Cálculo de promedios


In [60]:
tau = amount_mcs // 2
energy_mean = numpy.mean(energies[:, tau:], axis=1)
magnetization_mean = abs(numpy.mean(magnetizations[:, tau:], axis=1))

Se dejará la mitad de pasos Monte Carlo para relajación. La otra mitad se ha de promediar.
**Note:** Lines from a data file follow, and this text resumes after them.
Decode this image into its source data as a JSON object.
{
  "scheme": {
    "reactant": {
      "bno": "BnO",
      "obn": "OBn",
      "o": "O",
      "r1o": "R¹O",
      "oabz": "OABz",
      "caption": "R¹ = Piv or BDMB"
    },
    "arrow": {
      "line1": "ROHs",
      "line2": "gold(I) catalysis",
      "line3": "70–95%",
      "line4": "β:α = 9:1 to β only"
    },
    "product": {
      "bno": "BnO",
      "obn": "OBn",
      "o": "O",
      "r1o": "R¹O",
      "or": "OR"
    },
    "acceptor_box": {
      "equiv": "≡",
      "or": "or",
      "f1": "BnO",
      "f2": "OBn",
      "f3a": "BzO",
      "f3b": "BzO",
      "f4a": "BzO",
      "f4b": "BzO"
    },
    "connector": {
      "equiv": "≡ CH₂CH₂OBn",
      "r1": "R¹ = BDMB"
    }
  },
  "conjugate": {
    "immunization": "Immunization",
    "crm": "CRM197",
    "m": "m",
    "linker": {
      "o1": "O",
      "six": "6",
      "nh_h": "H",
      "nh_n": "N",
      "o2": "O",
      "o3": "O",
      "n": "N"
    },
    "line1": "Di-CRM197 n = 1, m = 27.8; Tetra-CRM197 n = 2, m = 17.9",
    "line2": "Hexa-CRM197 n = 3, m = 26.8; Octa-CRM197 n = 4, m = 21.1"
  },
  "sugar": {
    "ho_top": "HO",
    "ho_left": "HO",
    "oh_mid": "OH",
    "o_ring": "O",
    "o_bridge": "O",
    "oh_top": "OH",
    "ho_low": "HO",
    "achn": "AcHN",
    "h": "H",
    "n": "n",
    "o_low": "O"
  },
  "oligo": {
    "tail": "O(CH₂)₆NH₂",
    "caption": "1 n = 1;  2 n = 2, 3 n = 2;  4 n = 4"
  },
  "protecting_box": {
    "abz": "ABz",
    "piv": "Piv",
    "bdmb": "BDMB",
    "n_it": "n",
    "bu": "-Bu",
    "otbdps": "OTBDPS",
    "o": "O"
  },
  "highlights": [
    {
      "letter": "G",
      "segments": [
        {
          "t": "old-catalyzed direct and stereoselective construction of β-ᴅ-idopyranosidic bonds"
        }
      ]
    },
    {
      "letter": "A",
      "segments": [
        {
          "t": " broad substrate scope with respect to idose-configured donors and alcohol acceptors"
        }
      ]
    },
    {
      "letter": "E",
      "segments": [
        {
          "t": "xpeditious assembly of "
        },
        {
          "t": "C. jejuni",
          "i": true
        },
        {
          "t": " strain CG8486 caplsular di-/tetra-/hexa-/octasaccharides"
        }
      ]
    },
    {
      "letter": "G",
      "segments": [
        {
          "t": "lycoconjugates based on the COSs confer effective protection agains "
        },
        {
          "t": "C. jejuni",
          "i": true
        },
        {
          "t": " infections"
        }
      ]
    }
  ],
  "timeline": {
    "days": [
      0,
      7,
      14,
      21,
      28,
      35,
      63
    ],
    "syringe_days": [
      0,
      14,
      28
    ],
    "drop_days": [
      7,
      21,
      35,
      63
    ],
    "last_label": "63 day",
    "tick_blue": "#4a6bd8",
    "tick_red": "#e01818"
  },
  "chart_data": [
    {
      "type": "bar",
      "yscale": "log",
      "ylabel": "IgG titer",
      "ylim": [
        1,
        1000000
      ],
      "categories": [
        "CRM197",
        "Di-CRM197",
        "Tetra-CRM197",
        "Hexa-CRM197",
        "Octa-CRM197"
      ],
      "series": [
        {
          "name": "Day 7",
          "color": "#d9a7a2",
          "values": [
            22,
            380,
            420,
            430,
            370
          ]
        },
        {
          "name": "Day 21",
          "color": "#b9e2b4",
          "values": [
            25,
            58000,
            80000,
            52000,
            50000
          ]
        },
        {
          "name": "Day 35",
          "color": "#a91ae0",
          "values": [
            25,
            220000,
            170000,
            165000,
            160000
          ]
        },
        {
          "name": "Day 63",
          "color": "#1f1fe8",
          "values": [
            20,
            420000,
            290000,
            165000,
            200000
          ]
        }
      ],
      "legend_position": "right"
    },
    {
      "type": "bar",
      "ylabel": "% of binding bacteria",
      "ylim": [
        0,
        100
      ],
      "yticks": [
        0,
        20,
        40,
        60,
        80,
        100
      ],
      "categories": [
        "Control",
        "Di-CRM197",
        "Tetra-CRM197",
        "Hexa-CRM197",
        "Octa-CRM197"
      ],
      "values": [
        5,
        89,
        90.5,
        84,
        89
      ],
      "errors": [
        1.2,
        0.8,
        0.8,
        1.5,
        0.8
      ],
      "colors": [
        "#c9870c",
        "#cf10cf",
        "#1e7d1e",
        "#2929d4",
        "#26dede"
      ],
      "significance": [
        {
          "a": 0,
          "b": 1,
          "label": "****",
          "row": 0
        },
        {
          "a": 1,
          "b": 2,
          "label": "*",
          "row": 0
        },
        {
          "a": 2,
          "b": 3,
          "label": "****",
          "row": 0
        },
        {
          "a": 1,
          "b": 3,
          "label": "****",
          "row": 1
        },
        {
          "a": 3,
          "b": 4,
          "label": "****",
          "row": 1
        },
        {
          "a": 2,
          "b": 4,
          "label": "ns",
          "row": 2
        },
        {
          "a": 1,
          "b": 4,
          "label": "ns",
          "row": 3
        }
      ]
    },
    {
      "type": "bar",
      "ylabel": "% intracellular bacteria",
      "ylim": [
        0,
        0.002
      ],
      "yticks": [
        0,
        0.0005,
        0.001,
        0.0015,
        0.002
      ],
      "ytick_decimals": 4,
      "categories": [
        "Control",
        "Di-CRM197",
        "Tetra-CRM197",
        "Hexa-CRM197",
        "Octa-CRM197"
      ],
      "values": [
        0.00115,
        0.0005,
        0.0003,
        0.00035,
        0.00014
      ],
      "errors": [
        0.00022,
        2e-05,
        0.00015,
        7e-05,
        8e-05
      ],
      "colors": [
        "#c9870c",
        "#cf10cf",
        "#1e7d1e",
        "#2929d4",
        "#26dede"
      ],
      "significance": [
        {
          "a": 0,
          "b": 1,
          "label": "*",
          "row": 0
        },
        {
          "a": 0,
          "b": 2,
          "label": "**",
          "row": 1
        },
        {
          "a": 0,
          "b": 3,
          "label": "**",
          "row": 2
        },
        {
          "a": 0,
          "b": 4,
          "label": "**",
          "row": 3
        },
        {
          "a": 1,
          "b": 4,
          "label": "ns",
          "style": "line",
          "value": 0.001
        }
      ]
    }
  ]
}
Gráficas para la energía total y la magnetización en función de la temperatura


In [61]:
pyplot.figure()
pyplot.plot(temps, energy_mean, label="Energy")
pyplot.legend()
pyplot.xlabel(r"$T$")
pyplot.ylabel(r"$\left<E\right>$")
pyplot.grid()
pyplot.show()

pyplot.figure()
pyplot.plot(temps, magnetization_mean, label="Magnetization")
pyplot.legend()
pyplot.xlabel(r"$T$")
pyplot.ylabel(r"$\left<M\right>$")
pyplot.grid()
pyplot.show()


Cálculo de la susceptibilidad magnética


In [62]:
magnetization_std = numpy.std(numpy.abs(magnetizations[:, tau:]), axis=1)
susceptibility = magnetization_std ** 2 / (kB * temps)

pyplot.figure()
pyplot.plot(temps, susceptibility, label="Susceptibility")
pyplot.legend()
pyplot.xlabel(r"$T$")
pyplot.ylabel(r"$\chi$")
pyplot.grid()
pyplot.show()


Cálculo del calor específico


In [63]:
energy_std = numpy.std(energies[:, tau:], axis=1)
specific_heat = energy_std ** 2 / (kB * temps * temps)

pyplot.figure()
pyplot.plot(temps, specific_heat, label="Specific heat")
pyplot.legend()
pyplot.xlabel(r"$T$")
pyplot.ylabel(r"$C_v$")
pyplot.grid()
pyplot.show()


Te invitamos a continuar con tu aprendizaje desde este punto. Podrías intentar obtener curvas de relajación o graficar otro tipo de cantidades como cumulantes de Binder.